I. Statement of the Case

This case is before the Authority on an application for review filed by the Petitioner (Union) under section 2422.17(a) of the Authority's Rules and Regulations. The Union seeks review of the Regional Director's Decision and Order on Petition for Clarification of Unit (CU) finding that 12 employees in the position of Police Supervisor, GS-083-06 (Police Sergeant) are supervisors within the meaning of section 7103(a)(10) of the Federal Service Labor-Management Relations Statute (the Statute) and, therefore, should be excluded from the unit.(*) The Activity did not file an opposition to the Union's application for review. For the reasons set forth below, we deny the Union's application.

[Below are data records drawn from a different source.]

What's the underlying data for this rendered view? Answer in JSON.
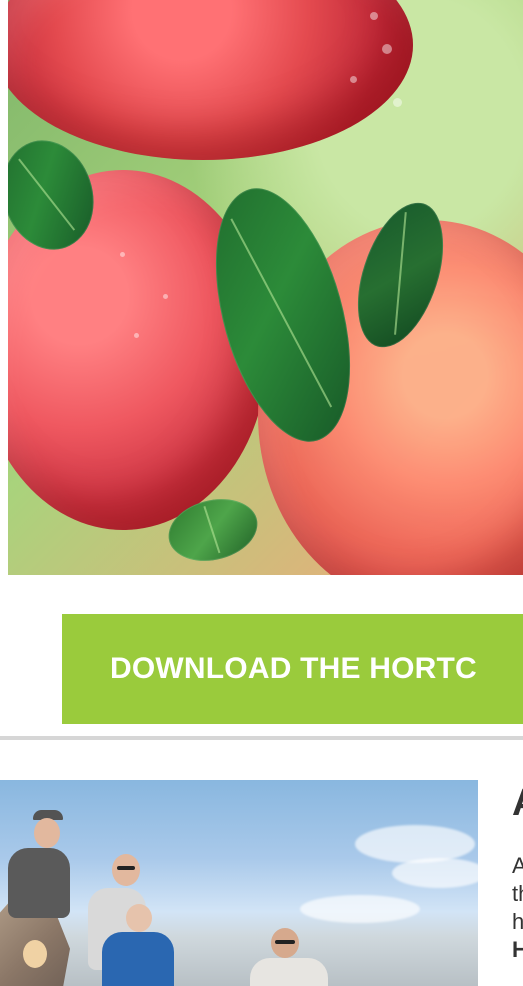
{
  "banner": {
    "label": "DOWNLOAD THE HORTC",
    "color": "#9acb3c",
    "text_color": "#ffffff"
  },
  "article": {
    "heading_partial": "A",
    "body_partial_lines": [
      "A",
      "th",
      "h",
      "H"
    ]
  }
}
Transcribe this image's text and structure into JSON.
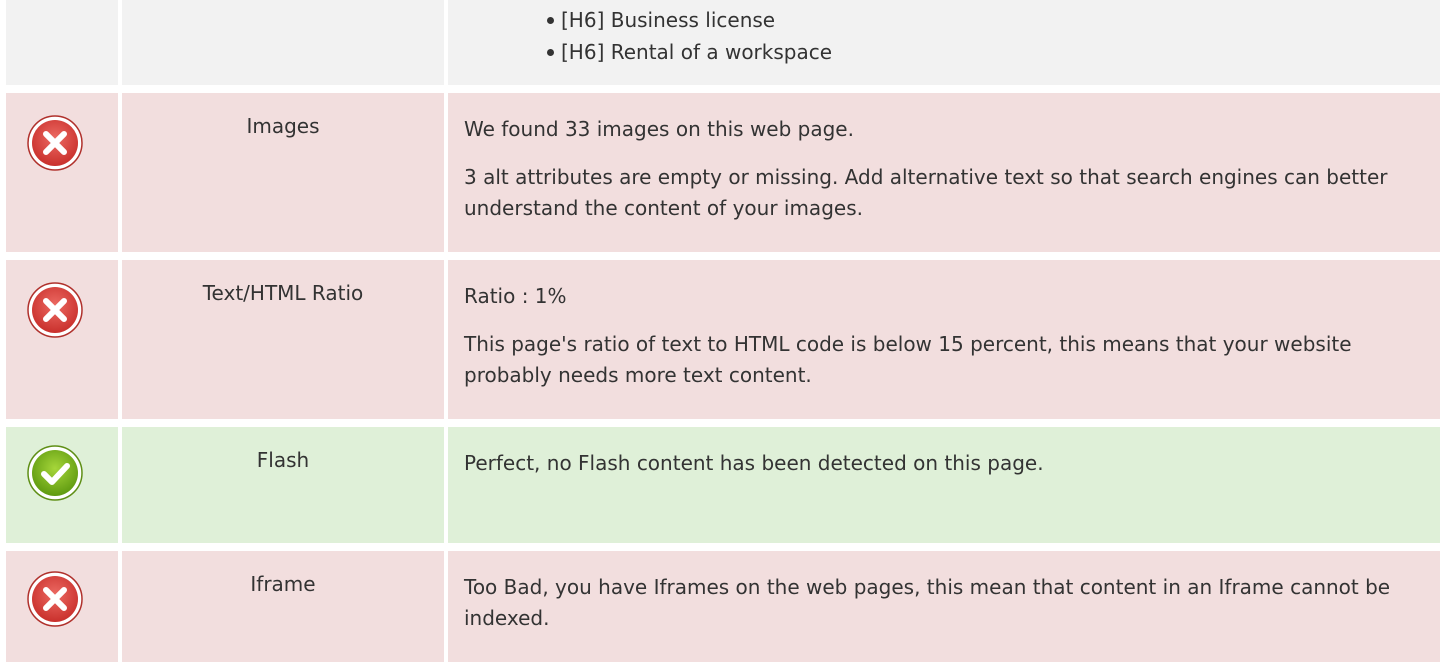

II. Background and Regional Director's Decision

The Union, the exclusive representative of a consolidated unit of the Activity's employees, filed a CU petition under section 7111(b)(2) of the Statute. The Union sought to clarify the consolidated unit to include employees in the position of Police Supervisor, GS-083-06 (Police Sergeant). The Sergeants are located within the Police Protection Division (the Division) of the Activity's Security Office. The Division is headed by a Police Chief who reports to the Security Office Manager, who in turn reports to the Activity's Commander. In addition to these personnel, the Division also contains an Operation Lieutenant, 6 Lieutenants, and 95 patrol officers at the GS-4 and GS-5 grade levels.

The Division operates on a 24 hours per day, 7 days per week schedule. The Division also operates three basic watch schedules on a daily basis. The weekend watches and the Monday 11:00 a.m. to 9:00 p.m. and 3:00 p.m. to 1:00 a.m. watches are staffed exclusively by Sergeants and patrol officers. Since January 1990, the Sergeants have been assigned to a 12 week rotation and move through all of the shifts, locations, and positions to which Sergeants are normally assigned. The Sergeants periodically perform collateral duties, including supervising refueling watches and serving as range officer.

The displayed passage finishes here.